Herr von Pavol liebte anregende Gespräche und sogar Debatten; sprach er gleich wenig, so hörte er doch mit Interesse zu. Unter einer rauhen Schale barg er eine große allgemeine Bildung, einen feinen Geschmack und sehr viel gesunden Menschenverstand in Verbindung mit einer wirklich hohen Auffassung der Dinge. Er war weder ein Heiliger noch ein Frömmler. Wie die meisten Menschen, mochte wohl auch er seine Fehler und Verirrungen hinter sich haben; aber er glaubte an Gott, an eine Seele, an die Tugend und hielt weder den Unglauben noch die Krittelei für einen Beweis der Männlichkeit oder des Verstandes.

Da er mit dem Gemeinderat des Dorfes ständig in Streit lag, mochte er die Landleute nicht leiden und behauptete immer, es gäbe nichts Arglistigeres und Pöbelhafteres als einen Bauern. Natürlich war er deshalb auch nicht beliebt, obgleich er überall in hoher Achtung stand. Trotzdem war er, wenn sich die Gelegenheit bot, außerordentlich wohlthätig und gefällig, er ließ sich aber durch die Winkelzüge und Listen der guten Bauersleute nie dran kriegen.

Wenn auch mein Onkel keinen Beruf erwählt hatte und weder Arzt noch Advokat, noch Ingenieur, Soldat, Diplomat oder gar Minister geworden war, so erfüllte er seine Aufgabe im Leben doch auf seine eigne Weise und bemühte sich, andre zum Guten und Rechten hinzulenken, kurz, mein Onkel war ein Mann von Geist und Herz, ein Ehrenmann im eigentlichsten Sinne des Wortes. In seinem Privatleben war leicht mit ihm auszukommen; er vergötterte seine Tochter und flößte mir rasch eine große Zuneigung ein.

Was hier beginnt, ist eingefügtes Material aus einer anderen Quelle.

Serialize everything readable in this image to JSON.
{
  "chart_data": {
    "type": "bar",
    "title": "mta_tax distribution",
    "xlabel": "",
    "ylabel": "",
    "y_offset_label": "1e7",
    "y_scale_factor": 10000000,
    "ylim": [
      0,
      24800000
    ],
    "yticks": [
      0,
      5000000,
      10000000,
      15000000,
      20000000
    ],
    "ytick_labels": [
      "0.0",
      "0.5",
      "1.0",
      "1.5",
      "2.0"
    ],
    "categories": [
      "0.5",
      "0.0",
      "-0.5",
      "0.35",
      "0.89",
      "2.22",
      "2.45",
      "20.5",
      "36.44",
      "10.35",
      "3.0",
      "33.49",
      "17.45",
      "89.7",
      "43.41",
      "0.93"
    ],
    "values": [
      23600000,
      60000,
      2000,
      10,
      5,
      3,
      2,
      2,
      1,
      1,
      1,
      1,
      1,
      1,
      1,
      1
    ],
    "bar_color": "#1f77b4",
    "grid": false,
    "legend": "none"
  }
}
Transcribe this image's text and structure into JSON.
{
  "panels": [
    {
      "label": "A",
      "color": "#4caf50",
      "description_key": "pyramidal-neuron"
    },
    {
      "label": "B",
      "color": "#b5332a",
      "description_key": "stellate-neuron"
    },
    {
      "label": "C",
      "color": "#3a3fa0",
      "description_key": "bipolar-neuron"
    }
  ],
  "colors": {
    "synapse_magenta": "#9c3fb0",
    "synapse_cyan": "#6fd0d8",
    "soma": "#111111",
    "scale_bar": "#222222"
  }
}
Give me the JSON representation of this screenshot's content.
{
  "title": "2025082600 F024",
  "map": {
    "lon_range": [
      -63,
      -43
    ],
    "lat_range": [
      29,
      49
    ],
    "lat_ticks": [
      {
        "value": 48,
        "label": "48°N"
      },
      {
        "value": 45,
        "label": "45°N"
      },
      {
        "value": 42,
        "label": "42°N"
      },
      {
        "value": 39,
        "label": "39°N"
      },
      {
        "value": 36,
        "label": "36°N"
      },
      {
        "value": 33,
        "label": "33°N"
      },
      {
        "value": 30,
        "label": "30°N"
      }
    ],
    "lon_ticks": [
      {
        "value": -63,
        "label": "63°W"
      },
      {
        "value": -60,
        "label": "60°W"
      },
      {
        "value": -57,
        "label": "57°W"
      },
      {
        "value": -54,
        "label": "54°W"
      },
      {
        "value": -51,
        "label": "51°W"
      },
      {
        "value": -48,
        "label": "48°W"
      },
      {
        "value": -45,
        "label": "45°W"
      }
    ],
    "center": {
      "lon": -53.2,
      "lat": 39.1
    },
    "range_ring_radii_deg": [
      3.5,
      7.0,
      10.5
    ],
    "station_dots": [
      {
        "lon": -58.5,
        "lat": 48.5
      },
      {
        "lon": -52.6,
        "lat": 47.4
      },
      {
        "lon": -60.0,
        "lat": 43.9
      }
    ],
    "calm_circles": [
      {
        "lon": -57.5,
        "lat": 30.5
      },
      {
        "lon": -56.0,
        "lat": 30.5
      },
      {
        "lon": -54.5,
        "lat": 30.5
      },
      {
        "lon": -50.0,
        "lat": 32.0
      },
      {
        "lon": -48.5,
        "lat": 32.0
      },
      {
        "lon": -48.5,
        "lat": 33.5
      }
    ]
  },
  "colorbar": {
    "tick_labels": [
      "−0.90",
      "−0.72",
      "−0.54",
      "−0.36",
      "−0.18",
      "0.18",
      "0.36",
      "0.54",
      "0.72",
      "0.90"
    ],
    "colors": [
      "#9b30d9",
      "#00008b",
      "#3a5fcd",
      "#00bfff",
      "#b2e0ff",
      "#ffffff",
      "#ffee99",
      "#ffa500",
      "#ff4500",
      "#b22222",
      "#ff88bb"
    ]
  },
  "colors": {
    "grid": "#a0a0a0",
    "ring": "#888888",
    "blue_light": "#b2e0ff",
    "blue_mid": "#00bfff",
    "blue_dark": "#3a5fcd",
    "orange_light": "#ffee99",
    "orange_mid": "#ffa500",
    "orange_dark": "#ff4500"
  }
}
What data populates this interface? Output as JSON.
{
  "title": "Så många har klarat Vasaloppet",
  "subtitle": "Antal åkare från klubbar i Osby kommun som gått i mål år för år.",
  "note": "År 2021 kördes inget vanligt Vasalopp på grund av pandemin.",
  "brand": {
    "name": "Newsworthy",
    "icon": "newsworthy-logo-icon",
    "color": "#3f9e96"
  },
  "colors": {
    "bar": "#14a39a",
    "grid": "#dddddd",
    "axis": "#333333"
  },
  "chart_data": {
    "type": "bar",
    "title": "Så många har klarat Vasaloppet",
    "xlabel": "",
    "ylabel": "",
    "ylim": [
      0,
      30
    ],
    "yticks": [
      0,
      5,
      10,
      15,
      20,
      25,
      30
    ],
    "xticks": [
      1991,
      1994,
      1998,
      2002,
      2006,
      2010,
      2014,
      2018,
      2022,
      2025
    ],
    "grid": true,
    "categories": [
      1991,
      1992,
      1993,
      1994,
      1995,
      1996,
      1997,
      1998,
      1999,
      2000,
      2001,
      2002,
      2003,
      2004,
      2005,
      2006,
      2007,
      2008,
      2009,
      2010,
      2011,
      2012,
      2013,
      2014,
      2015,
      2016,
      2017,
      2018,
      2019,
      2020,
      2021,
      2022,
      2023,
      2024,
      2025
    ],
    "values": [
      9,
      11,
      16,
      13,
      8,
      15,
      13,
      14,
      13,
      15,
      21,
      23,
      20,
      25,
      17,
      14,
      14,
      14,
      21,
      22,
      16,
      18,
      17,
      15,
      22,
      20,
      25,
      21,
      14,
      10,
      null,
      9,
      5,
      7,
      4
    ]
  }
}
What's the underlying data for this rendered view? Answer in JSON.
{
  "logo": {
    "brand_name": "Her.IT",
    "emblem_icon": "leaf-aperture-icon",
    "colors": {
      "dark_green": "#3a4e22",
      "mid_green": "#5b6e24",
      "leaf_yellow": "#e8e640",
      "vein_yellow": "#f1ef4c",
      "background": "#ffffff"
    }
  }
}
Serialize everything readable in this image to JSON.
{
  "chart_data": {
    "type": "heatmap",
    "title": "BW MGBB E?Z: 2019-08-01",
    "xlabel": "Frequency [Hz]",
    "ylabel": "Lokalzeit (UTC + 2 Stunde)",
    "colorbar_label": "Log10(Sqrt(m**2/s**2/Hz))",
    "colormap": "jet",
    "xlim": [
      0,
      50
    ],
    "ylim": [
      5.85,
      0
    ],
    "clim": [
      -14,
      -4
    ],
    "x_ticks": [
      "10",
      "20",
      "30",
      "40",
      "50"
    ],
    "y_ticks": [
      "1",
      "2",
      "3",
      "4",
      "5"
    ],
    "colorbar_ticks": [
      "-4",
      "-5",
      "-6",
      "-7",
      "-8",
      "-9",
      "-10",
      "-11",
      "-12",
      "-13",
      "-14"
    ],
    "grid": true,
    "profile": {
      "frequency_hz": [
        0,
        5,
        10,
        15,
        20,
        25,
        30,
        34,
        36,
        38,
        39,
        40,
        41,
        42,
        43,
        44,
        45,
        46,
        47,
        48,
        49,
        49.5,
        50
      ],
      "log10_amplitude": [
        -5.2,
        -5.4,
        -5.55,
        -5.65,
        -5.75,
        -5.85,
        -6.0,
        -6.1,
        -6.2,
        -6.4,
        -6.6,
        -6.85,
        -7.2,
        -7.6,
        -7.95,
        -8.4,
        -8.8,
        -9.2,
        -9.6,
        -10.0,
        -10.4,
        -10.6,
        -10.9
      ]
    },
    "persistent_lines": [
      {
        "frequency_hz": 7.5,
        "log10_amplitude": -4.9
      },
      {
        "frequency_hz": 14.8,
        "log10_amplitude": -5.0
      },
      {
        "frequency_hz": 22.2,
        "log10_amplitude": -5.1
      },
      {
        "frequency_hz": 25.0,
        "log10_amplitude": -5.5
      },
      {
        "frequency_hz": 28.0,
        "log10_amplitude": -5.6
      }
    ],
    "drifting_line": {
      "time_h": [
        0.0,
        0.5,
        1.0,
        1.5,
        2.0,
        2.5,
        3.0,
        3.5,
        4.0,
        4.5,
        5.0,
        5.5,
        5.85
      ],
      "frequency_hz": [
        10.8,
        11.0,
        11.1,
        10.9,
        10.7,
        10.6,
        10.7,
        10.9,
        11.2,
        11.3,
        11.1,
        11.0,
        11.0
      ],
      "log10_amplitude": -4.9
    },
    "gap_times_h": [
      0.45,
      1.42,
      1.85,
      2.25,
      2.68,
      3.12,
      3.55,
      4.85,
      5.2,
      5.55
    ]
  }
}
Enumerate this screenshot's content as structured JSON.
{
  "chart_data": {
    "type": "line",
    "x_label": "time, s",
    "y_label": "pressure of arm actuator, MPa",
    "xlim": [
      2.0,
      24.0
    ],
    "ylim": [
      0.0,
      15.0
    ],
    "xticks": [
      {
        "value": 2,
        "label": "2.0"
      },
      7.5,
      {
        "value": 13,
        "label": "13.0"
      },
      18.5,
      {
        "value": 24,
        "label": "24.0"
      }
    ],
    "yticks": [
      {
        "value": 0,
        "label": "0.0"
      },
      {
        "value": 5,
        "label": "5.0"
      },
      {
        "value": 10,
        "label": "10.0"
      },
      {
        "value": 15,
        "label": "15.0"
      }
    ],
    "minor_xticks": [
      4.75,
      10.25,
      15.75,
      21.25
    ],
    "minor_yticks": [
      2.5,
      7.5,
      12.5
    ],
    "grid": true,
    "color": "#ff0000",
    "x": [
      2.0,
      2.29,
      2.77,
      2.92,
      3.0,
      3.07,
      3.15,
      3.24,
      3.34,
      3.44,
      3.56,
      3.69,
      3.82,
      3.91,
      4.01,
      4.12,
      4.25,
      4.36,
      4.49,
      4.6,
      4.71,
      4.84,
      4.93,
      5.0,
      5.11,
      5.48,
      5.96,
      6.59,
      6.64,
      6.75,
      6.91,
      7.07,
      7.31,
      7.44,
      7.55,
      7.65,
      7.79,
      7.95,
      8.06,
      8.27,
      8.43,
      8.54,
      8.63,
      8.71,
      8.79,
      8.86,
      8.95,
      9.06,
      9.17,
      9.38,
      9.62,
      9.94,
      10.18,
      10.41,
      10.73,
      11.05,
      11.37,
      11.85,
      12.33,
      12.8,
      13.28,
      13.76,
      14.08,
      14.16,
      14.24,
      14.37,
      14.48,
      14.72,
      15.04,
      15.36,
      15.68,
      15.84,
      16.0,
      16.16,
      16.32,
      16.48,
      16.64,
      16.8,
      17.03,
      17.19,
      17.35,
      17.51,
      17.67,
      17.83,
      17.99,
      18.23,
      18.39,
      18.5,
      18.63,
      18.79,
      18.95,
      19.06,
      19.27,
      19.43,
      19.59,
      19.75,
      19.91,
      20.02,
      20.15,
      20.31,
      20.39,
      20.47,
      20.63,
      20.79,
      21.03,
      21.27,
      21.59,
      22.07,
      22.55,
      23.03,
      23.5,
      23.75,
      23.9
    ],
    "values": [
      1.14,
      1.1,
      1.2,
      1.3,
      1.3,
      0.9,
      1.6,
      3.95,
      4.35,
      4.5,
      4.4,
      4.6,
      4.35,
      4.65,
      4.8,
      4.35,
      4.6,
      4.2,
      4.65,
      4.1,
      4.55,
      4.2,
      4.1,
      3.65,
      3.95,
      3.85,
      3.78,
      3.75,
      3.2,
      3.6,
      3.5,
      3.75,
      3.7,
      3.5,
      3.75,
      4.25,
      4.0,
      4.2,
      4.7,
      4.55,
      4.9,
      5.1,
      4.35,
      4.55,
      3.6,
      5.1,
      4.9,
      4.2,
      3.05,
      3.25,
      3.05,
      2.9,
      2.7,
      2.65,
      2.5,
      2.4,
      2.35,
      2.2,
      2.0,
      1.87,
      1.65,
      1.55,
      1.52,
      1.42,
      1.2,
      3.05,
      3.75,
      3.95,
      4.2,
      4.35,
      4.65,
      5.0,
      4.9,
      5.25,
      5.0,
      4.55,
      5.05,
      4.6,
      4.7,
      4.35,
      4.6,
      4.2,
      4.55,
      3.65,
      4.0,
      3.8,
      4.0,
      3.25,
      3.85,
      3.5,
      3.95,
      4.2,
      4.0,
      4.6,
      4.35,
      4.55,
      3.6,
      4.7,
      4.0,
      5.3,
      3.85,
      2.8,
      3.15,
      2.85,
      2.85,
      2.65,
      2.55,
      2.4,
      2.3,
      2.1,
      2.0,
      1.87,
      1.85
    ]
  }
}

»Es ist doch etwas Schreckliches um die Regierungen,« sagte ich zu Herrn von Conprat, »man sollte sie alle miteinander aufheben, damit man nichts mehr von Politik zu hören brauchte. Zwei Sachen sollten aus der Welt geschafft werden: das Klavier und die Politik.«

»Gewiß, ich bin ganz Ihrer Ansicht,« erwiderte er lachend.

»Ah! ... Sie mögen das Klavier auch nicht und doch hören Sie Blanche mit Vergnügen zu – wenigstens sieht es so aus.«

»Weil meine Cousine Blanche wirkliches Talent hat.«

Diese Erklärung erregte in mir eine unangenehme Empfindung, ähnlich wie das Summen der Moskitos, die einen Schlafenden umschwärmen: sie stören ihn, ohne ihn ganz zu wecken. Der angegebene Grund war auch keineswegs wahrscheinlich, denn trotz Junos Talent hatte ich selbst, die das Klavier nicht liebte, immer Lust zu weinen oder davonzulaufen, wenn sie eine Sonate von Mozart oder Beethoven spielte. Das sind Männer, die sich rühmen können, die Menschheit unglücklich gemacht zu haben! Das Herz wollte mir brechen, wenn ich an ihre armen Frauen dachte.

Auf diese Weise kam der Monat September heran, und mein Onkel bereitete sich mit der düsteren Miene eines Mannes, der einen andern auf das Schafott geleitet, vor, uns in die von Herrn von Conprat angekündigten Gesellschaften zu führen.